A Scoop of Hope: Meet Salah Abu Ali, the Palestinian Man Protecting One of the World’s Oldest Olive Trees

We all hear about some human acts or even how humanity impacts not only our environment but also our perceptions and perspectives regarding life in general. This story is about Salah Abu Ali, a Palestinian father who considers one of the world’s oldest olive tree ‘Al Badawi’ as his 4th child as he also found it on the day his last son was born. The Al Badawi trees are a handful of olive trees in the eastern Mediterranean that are more than 2,000 years old.  The olive tree is now ‘a symbol of resistance’.

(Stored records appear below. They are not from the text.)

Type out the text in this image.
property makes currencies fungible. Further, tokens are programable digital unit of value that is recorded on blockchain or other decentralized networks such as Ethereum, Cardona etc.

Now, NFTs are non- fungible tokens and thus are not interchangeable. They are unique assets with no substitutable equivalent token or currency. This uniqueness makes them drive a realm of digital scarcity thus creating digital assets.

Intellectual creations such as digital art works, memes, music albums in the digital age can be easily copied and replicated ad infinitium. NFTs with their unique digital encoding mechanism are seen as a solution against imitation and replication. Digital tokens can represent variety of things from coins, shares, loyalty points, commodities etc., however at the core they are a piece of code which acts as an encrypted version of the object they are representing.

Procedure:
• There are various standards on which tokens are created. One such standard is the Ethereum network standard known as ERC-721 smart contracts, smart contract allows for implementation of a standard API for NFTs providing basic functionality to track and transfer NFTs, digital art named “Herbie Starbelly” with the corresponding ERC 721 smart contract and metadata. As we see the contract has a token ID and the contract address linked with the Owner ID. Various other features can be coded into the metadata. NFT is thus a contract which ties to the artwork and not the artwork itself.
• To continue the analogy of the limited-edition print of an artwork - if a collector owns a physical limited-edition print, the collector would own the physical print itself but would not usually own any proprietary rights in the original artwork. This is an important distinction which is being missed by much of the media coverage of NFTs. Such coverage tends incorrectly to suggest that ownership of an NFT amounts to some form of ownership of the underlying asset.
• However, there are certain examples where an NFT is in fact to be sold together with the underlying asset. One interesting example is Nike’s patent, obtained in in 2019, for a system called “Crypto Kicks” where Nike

It is at this edge where Abu Ali spends most of his day, pumping water from the spring above or tending to the soil. It is where he sometimes sleeps at night, and where he hosts people that have made the pilgrimage to the Holy Land. But many come for the tree, an olive tree that some believe to be the oldest in the world.

Via atlasobscura

In 2010, two teams, one from Italy and another from Japan, carbon-dated Al Badawi. They came up with an age range of 3,000 to 5,500 years old. The top end of that spectrum would make the Al Badawi tree the oldest olive tree in the world, but it’s impossible to know for certain. Imagine a tree being a reason for people to travel across the world just to see it live! This significant tree has historical, cultural and religious significance, Ali says, adding that the tree was once a pilgrimage site for Sufis. It is said that the tree got its name from Sheikh Ahmad al-Badawi, an Egyptian Sufi holy man who spent much of his time beneath its branches. Olive trees are also repeatedly mentioned in the Bible, and their branches have become a universal symbol of peace.

The Al-Badawi olive tree located in Walaja village was previously considered as a resting place during the 1948 Arab-Israeli war. “In 1948, we came here and slept under the trees,” according to Abu Ali, as Israeli military personnel chanted during drills in the valley below. After the dust settled and the demarcation lines were drawn, Al Walaja had lost around 70 percent of its land and this tree survived.

Now take a moment and imagine if the tree was ever gone, the tree that Abu Ali considers to be a member of his family to the extent that the Palestinian Authority now pays him a small monthly sum to guard it. For centuries, people have depended on the olive tree for food and oil in this region and you know what, all they need is water and care.

With this amazing human act he carries out everyday, he’s harvested 400 kilograms, or nearly 900 pounds of olives. Ali believes and has optimism that this tree will live on even more as according to him “it’s better than people.” Don’t think anyone can disagree, right? “The olive tree is a part of our resistance and a part of our religion. With the olive tree we live, and without it we don’t live,” says Abu Ali.